In Elm Ridge Exploration Co., LLC v. Engle we are reminded of a little-used provision in the 1989 Model Form Operating Agreement. Article VI.D.1 allows the operator to use its own equipment, but his charges may not exceed prevailing rates in the area, and the rates must be agreed to in writing before drilling commences.

Breach of the JOA?

A New Mexico Operator sued the majority working interest owner/non-operator for recovery of well costs. The AFE for the well specified a 24-hour rig.  The majority owner alleged that Operator breached the Operating Agreement by drilling the well with a more expensive daylight rig of Operator’s affiliate, instead of a 24-hour rig. He claimed that the excess cost of the daylight rig should reduce the amount he owed for his share of well costs.  Use of the daylight rig was without the majority owner’s consent. A 24-hour rig would have cost less to operate than the daylight rig.

Operator argued that the BLM drilling permit would have expired had it waited, leading to an even costlier re-permitting process to finish drilling the well and that by not waiting, Operator saved money.

The Testimony

Operator testified that they were lucky to get the rig they did because another rig was not available. However, he also testified that the permits were satisfied when the Operator spudded some time between October and January, and that an Application for Permit to Drill (“APD”) that was extended to November 2008 meant that Operator had until then to spud the well. Nevertheless, he went ahead and spudded the well in August 2008.
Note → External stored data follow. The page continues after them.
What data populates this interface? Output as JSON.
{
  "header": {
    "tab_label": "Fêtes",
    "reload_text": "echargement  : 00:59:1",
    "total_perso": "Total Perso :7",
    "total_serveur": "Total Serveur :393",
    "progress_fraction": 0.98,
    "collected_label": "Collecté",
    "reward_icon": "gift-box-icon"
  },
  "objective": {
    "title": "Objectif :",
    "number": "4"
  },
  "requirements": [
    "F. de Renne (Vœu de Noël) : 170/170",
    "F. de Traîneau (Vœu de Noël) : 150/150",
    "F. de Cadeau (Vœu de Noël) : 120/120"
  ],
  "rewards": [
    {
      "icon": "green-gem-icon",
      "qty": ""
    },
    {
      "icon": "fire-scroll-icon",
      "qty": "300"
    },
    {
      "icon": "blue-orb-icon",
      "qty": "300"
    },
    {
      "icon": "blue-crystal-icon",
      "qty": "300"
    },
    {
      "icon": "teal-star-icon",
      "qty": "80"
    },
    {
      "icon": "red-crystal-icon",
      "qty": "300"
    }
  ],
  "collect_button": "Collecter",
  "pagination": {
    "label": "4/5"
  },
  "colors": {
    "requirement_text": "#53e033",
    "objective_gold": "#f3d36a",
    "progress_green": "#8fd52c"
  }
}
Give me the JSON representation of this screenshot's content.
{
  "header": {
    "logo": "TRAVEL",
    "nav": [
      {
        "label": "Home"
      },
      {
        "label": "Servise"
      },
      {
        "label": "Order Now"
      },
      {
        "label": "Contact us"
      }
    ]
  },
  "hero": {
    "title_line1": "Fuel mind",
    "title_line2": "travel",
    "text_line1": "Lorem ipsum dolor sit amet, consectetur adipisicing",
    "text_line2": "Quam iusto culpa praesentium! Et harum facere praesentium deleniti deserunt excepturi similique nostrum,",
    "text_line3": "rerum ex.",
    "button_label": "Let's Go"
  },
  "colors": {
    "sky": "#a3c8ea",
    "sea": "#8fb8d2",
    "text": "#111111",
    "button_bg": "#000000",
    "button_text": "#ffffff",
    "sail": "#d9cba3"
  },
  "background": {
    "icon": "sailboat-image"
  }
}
In testimony likely to negatively impact his chances for career advancement, Operator’s district superintendent testified that an APD deadline no longer matters once surface pipe has been set to 250 to 300 feet or, at the very least, the well has been spudded by setting a conductor pipe. Possibly seeking another reason to dust off his resume, he then testified that Operator would initially use smaller rigs (like the one used) on deep wells to put pipe down to 250 or 300 feet to “hold [the] wells, or get them where the permits would be good,” and they could come back later, when a larger rig was available, to finish drilling.  The court noted that 24–hour rigs were available by the beginning of 2009.

The Result

The jury found, and the appellate court agreed, that a reasonably prudent operator would have used the less expensive rig and reduced the defendant’s share of costs by the amount attributable to the breach. Operator was not entitled to judgment for the more expensive rig. The permit would not have been jeopardized by waiting for a less expensive rig. Problem for the non-operator:  Operator was entitled to foreclose because other costs the non-operator failed to pay were justified.

Enough About Extravagance 

My wife and I drink “affordable” wine during the week. That way, when we drink good wine on the weekend we appreciate it more. And so it is with music. Today’s musical interlude is not one but two of the most vapid, lame and treacly musical offerings ever. Quaff a little Phantom 309 and Teen Angel and  you will be blown away by just about any tune you will ever hear from this moment forward.  Don’t laugh. Patches is next.